Welles plays Falstaff as something of a mumbling Bacchus, full of wine and merriment, but always with an undercurrent of being too old, too slow, too fat, and too common to be of any real interest to Prince Hal. Hal treats him as a plaything, a diversion, and that’s ultimately how the story plays out. When Hal becomes Henry V, he puts childish things behind him, including Falstaff. But by the end of the story, Falstaff has made us genuinely laugh, and genuinely cry, and his attempt to claim the new king’s favor by virtue of their long and happy association is as heartwrenching as it is pathetic – and it is pathetic. Welles commits not only to Falstaff’s jollity, but also to his innate coarseness, the grossness that Hal found amusing as a carefree youth but disgusting as a king. It’s clear Falstaff has no place at court, and yet a court that has no place for Falstaff seems infinitely cold and cheerless.

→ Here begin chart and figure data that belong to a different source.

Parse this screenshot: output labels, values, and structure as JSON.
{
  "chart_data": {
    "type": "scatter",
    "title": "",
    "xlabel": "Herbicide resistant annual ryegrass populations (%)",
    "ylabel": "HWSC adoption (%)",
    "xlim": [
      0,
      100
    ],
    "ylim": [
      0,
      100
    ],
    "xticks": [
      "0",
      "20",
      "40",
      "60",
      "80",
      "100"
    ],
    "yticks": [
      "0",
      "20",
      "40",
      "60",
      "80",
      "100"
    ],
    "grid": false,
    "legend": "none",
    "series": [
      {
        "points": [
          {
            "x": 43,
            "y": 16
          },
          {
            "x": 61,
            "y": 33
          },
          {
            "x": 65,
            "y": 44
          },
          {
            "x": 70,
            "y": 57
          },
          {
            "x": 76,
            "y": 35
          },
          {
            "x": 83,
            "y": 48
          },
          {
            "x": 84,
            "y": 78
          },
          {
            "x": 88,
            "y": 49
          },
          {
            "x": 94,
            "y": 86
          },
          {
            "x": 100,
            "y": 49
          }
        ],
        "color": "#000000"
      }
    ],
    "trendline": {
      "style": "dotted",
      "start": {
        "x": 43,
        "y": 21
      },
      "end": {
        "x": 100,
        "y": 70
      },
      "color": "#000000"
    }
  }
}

Stylistically, the film is a bit of an odd duck. It’s interesting that Welles felt it was his finest work, as in some ways it seems far from the classicism of Citizen Kane (of course, everyone’s work will change over twenty-five years, especially with as much creative exasperation as Welles underwent in those years). It’s a bit abrasive, with numerous awkward closeups and claustrophobic setups. Welles has always used close-ups effectively and often jarringly, but here inset close-ups seem outright mismatched with the wider shots around them, and are often timed very unexpectedly. It keeps you on your toes, which is perhaps the point, in a film full of sometimes tedious Shakespearean dialogue? The closest analogue I can think of is the way Roman Polanksi’s early films, especially Cul-de-sac is shot, with harsh and often unattractive close-ups contributing to the uneasy feeling of that film.

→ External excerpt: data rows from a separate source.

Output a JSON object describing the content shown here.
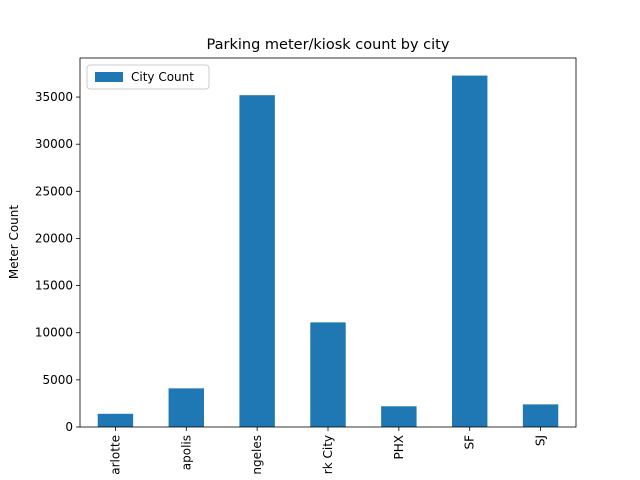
{
  "chart_data": {
    "type": "bar",
    "title": "Parking meter/kiosk count by city",
    "ylabel": "Meter Count",
    "categories": [
      "arlotte",
      "apolis",
      "ngeles",
      "rk City",
      "PHX",
      "SF",
      "SJ"
    ],
    "series": [
      {
        "name": "City Count",
        "color": "#1f77b4",
        "values": [
          1400,
          4100,
          35200,
          11100,
          2200,
          37280,
          2400
        ]
      }
    ],
    "ylim": [
      0,
      39144
    ],
    "yticks": [
      0,
      5000,
      10000,
      15000,
      20000,
      25000,
      30000,
      35000
    ],
    "legend": "upper-left"
  }
}
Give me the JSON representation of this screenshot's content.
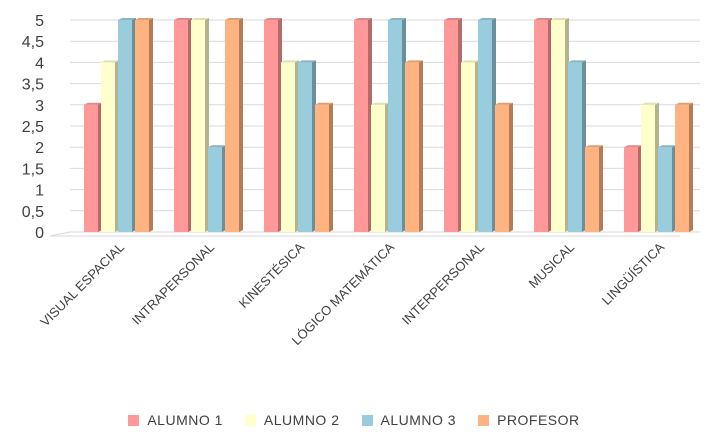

The battle scenes take on an air of the comic, mostly because pot-bellied stove Falstaff is constantly running the opposite direction of the flow of battle (he never even makes it onto his horse), trying to make himself useful for once but just always in the wrong place. Also, they’re shot as close and confusing as Gladiator, but apparently with the express purpose of making you realize that there’s no good or bad side here, just fools battling over a crown that no one really has any right to anyway. Once in a while you can pick out some of Falstaff’s men (basically peasants carrying farm implements), but for the most part, it’s just chaos with everyone wearing indistinguishable suits of armor.

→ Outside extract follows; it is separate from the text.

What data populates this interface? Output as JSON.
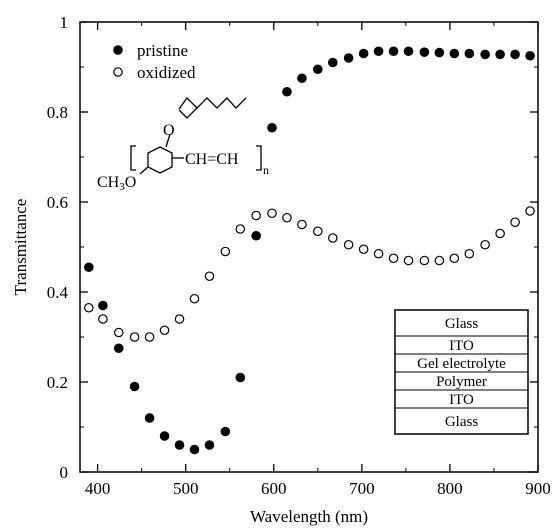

Any moments I found dull (most of Henry IV’s speeches, no disrespect to John Gielgud, who is as impressive as you’d expect) or off-putting (a good bit of the first act, and those incessant close-ups) were totally made up for by the third act, when Hal begins to grow up and take some responsibility. The interplay between the newly mature Hal and the left-behind Falstaff, who swiftly turns into one of the greatest tragi-comic figures in all of literature, is fascinating – you’re both glad that Hal is stepping up to the plate, and heartbroken for the human wreckage he left in his wake. In many ways, I wish the film had ended simply with Falstaff’s long walk out of the court, through a gate in dark and towering castle walls. It is the perfect image for the film – the man who once seemed so much bigger than life dwarfed by a symbol of the power and honor he will never have.